“The Fog Is Real”

Navigating Life’s Hazy Moments with Humor, Grace and a Little Help from Dad

I can still picture it. Me as a little girl, squinting into the grey mist outside as my dad grinned and announced, “It’s ‘froggy’ out!” That was his go-to fog joke, and he cracked it every time without fail. It’s just one of those quirky father-daughter moments that’s stuck with me. But fast-forward 40-some years and it’s a wonder I can recall that, considering I’m hard-pressed to remember what I had for breakfast this morning!

The struggle is seriously real. Over the past couple of years, I’ve started noticing all those “classic” aging brain blips—walking into a room and immediately forgetting what I went in there for or leaving the store without the one thing I actually needed. My late husband Matt never missed an opportunity to tease me during these moments (particularly when I frequently misplaced my phone). Nevertheless, I insisted that these things happen to everyone. That’s my story and I’m sticking to it.

But lately it’s gotten a little out of hand. In the past few days alone, I brought home the wrong item from Trader Joe’s (that I specifically drove there for), sent my Target pick-up order to a location on the other side of town and realized deep into a five-hour road trip that I had left my purse at home. Awesome.

When Memory Hops Away. . .

Not only are these occurrences making me feel like I’m losing my marbles, but they are also just plain annoying. Sure, I could chalk these things up to aging, perimenopause, not getting enough rest, spreading myself too thin, etc. Since the magnitude and frequency of these episodes has intensified since Matt died, they could also be attributed to “grief fog”—the mental haze that can happen days or even years after losing a loved one, where you can’t focus, can’t remember and feel like your brain’s stuck in low gear.

Regardless of the cause, I’m realizing—after being reminded by multiple friends—that I need to give myself a little grace. Amid the significant losses my family has endured over the past few years, life hasn’t exactly slowed down. It’s second nature for me to just keep trucking along, even when my brain and body are surely encouraging me to take a time-out.

Perhaps it’s time I listen. Not to say that I never take a break, but when life is happening at full speed around me and I’m feeling overwhelmed, I should probably stop and take a breather. Literally. I’ve often told my kids to “take a deep breath” when they have too much on their plate and need a moment to chill. It’s high time I heed my own advice.

So yes, the fog is real. And sometimes, it’s thick enough that you can lose your phone, your purse or even the thread of your own thoughts. Despite my recent moments of “frogginess,” my dad’s joke came full circle on the weekend when he hopped in (pun fully intended) and texted me a photo of my driver’s license so I could continue on after forgetting my purse. Thanks for saving the day, dad!

It’s one more reminder that we all need a little rescue now and then, and it’s okay to pause, breathe and offer ourselves the grace we’d so easily give someone else. Turns out, even in the fog, there’s always a way to find your way back—or at the very least, to laugh about it on the other side.

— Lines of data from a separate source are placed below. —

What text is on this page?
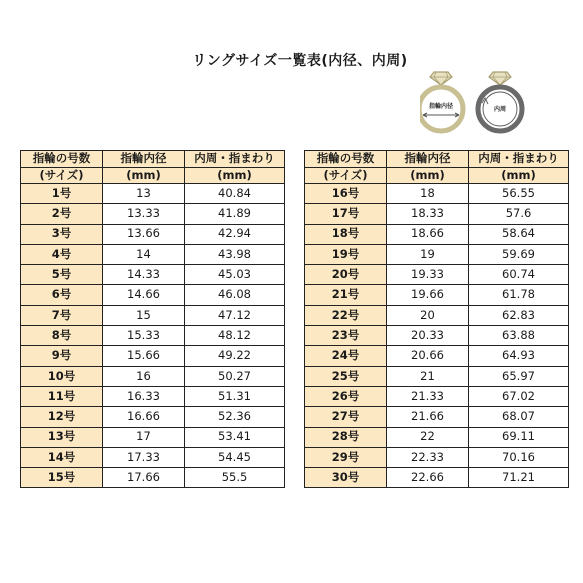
リングサイズ一覧表(内径、内周)
指輪内径	内周
指輪の号数	指輪内径	内周・指まわり
(サイズ)	(mm)	(mm)
1号	13	40.84
2号	13.33	41.89
3号	13.66	42.94
4号	14	43.98
5号	14.33	45.03
6号	14.66	46.08
7号	15	47.12
8号	15.33	48.12
9号	15.66	49.22
10号	16	50.27
11号	16.33	51.31
12号	16.66	52.36
13号	17	53.41
14号	17.33	54.45
15号	17.66	55.5
指輪の号数	指輪内径	内周・指まわり
(サイズ)	(mm)	(mm)
16号	18	56.55
17号	18.33	57.6
18号	18.66	58.64
19号	19	59.69
20号	19.33	60.74
21号	19.66	61.78
22号	20	62.83
23号	20.33	63.88
24号	20.66	64.93
25号	21	65.97
26号	21.33	67.02
27号	21.66	68.07
28号	22	69.11
29号	22.33	70.16
30号	22.66	71.21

One thought on ““The Fog Is Real””

  1. Amy, I find great wisdom in what you wrote. It took courage to put these thoughts on line and all who read this piece will find something to relate to. I’ve known your Dad for 60 years and a few of us old Chorus folks were with him for a luncheon a few days before Matt died. Your family faced this devastating loss with grace and showed us what “good grief” means. I wish you peace.